Ask any number of Windows administrators how long it takes to rebuild a server system, and you will get a variety of answers. When it comes to building a server, Windows Server 2008 R2 (as well as the base release) makes it easy; there are minimal options other than basic disk provisioning, and anyone can do it. You can get to the login screen quite easily, but how do you go beyond that to stand the servers up quickly?

The answer is to leverage infrastructure-centric solutions to deploy the basics, as well as the specifics, automatically; the two main tools for doing this are Windows Group Policy and system management software. I’ve written a number of Group Policy tips in this blog to help administrators ensure consistent configuration and system management software can deploy software installations, certificate deployments, antivirus configurations, inventory management, and more. Some system management software includes Microsoft System Center, Symantec’s Altiris, Novell ZENWorks, and LANDesk.

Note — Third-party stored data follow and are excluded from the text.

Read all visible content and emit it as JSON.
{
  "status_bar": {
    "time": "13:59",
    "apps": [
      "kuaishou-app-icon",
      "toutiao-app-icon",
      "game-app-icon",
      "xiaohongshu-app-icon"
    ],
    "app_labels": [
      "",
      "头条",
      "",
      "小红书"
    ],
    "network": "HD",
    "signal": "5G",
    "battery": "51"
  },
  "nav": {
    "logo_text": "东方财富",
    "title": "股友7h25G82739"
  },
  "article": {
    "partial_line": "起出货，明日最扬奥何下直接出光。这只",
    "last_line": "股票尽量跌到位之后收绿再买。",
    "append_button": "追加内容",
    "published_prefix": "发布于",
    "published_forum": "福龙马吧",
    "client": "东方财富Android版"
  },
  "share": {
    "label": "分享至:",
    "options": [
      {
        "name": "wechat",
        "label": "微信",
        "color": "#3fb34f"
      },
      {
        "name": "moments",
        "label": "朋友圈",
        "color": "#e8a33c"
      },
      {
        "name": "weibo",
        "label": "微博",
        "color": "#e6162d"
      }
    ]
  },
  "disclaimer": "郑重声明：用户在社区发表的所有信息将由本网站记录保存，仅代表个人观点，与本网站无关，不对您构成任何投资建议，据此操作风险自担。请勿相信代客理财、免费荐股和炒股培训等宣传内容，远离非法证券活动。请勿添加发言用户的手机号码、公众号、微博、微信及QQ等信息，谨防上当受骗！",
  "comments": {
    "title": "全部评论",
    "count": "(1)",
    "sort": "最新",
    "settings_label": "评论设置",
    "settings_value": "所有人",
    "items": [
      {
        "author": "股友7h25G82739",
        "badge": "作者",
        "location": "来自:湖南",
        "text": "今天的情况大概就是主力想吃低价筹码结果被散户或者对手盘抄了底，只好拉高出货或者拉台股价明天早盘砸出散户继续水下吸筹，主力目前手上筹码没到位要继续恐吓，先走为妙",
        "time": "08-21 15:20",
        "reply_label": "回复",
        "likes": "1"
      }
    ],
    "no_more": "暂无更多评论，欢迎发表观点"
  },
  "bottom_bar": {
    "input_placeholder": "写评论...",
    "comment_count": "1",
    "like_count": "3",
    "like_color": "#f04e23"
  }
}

The other key component to server provisioning that you need to consider is a virtual machine. All of the major products for server virtualization include some form of rapid deployment, usually through a template or conversion program. A virtual machine is the perfect case for having Group Policy and system management software provision the server after it is deployed.

Deploying the server is easy; provisioning the server is the complicated part. When it comes to Group Policy and system management software, pushing as much configuration and installation packages to these two mechanisms will increase the overhead of managing multiple configurations. I’d much rather have a complicated management configuration and Group Policy in favor of a bunch of servers that have been configured and nobody knows how to rebuild them. Do you disagree?